La Suisse reprend la réglementation de l’UE sur les drones

La réglementation européenne a fixé des normes de sécurité en matière de fabrication, de certification et d’exploitation des drones. L’exploitation des drones est désormais classée suivant le niveau de risque de l’opération en 3 catégories : « ouverte », « spécifique » ou « certifiée ». Tout télépilote désirant opérer un drone dans la catégorie « ouverte » devra disposer d’un certificat obtenu après une formation et un examen.
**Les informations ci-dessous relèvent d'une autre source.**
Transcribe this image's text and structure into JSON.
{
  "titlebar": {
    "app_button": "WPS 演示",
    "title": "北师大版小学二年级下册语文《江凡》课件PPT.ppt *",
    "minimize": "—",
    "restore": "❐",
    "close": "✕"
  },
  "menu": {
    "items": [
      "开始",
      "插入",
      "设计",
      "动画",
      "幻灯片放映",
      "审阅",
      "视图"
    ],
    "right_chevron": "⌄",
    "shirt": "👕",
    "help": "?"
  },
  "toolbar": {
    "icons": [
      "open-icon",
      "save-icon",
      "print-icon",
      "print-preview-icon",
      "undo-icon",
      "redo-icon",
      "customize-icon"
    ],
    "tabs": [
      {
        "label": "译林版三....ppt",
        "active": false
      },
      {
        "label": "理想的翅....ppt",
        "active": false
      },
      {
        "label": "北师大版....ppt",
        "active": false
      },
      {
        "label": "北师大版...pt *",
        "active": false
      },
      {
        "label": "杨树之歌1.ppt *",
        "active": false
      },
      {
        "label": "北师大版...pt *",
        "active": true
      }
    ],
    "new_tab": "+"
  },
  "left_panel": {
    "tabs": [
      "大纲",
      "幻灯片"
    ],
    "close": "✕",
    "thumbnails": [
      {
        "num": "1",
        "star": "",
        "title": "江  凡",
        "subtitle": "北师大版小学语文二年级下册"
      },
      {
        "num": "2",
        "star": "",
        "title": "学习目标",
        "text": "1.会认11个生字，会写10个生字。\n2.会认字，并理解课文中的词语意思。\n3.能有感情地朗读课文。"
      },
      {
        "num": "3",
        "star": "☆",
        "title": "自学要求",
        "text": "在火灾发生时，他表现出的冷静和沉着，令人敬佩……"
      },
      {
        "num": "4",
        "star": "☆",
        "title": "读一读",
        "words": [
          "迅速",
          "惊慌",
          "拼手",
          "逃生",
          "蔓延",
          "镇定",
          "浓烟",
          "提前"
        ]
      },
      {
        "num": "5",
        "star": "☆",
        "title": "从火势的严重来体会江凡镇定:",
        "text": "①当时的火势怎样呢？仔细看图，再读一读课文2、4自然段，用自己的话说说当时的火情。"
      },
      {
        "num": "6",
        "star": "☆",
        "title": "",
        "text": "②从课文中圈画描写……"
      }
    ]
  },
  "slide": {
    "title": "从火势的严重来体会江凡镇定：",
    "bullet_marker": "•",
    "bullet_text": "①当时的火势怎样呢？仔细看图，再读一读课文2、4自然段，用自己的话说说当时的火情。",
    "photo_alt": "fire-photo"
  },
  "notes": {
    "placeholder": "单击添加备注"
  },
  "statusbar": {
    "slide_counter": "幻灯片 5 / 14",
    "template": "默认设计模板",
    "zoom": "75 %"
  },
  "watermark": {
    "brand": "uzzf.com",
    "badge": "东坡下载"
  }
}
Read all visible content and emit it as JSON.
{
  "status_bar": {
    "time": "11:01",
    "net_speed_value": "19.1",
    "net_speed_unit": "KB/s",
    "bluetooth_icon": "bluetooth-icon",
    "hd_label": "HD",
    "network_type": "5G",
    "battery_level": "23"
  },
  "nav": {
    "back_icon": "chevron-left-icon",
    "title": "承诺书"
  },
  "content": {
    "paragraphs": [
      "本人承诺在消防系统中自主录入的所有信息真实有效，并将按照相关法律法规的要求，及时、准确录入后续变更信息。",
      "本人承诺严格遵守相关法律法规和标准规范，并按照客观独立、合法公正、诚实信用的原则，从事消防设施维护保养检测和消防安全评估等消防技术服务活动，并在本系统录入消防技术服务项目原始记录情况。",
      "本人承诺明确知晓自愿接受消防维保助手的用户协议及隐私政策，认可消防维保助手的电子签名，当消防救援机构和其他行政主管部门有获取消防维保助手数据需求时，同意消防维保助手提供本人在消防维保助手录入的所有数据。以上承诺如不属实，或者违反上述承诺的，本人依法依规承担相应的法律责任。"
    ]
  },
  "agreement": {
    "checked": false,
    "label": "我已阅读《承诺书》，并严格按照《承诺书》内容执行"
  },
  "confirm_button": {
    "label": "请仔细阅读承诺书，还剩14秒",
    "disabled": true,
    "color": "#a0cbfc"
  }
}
La législation adoptée prévoit maintenant la reconnaissance mutuelle des certificats dans l’UE et en Suisse. De nouvelles hauteurs de vol maximales, limites de poids et restrictions géographiques s’appliquent, et des prescriptions en matière de protection de l’environnement, de protection de la sphère privée et de sécurité ont été introduites. La Suisse appliquera donc aussi la réglementation européenne portant sur U-space. Un ensemble de fonctions et de processus numériques et automatisés pourront être mis en œuvre dans un espace aérien défini, pour garantir une cohabitation harmonieuse avec les aéronefs traditionnels. Les pilotes profiteront dès lors d’une meilleure vue d’ensemble de la situation du trafic.

Aerobuzz du 5 décembre

La Brigade de Sapeurs-Pompiers de Paris expérimente le largage de bouées par drone

La Brigade de Sapeurs-Pompiers de Paris (BSPP) a choisi Azur Drones dans le cadre d’une expérimentation de largage de bouées de sauvetage en Seine par drone. Chaque année, la BSPP réalise environ 300 opérations de secours sur la Seine auprès de personnes en difficulté. Afin d’augmenter les chances de survie des victimes, elle étudie l’intégration du drone sans pilote Skeyetech dans son schéma opérationnel. A réception d’un appel aux secours, le drone se déploie automatiquement sur la zone de noyade. Il est le premier à se porter sur les lieux et fournit aux secouristes, à l’aide de ses caméras de jour et de nuit, un retour vidéo intelligent, via une détection automatique de victimes. « Le système Skeyetech permet de gagner un temps considérable sur la durée moyenne de nos interventions grâce à ses automatismes et ses capteurs. Nul besoin de télépilote : les équipes sur le terrain se concentrent sur la part la plus importante de l’opération, à savoir les secours et l’assistance aux victimes », explique le Commandant Mathieu Giroir, initiateur et coordinateur du projet au sein du Bureau Etudes & Prospective de la BSPP.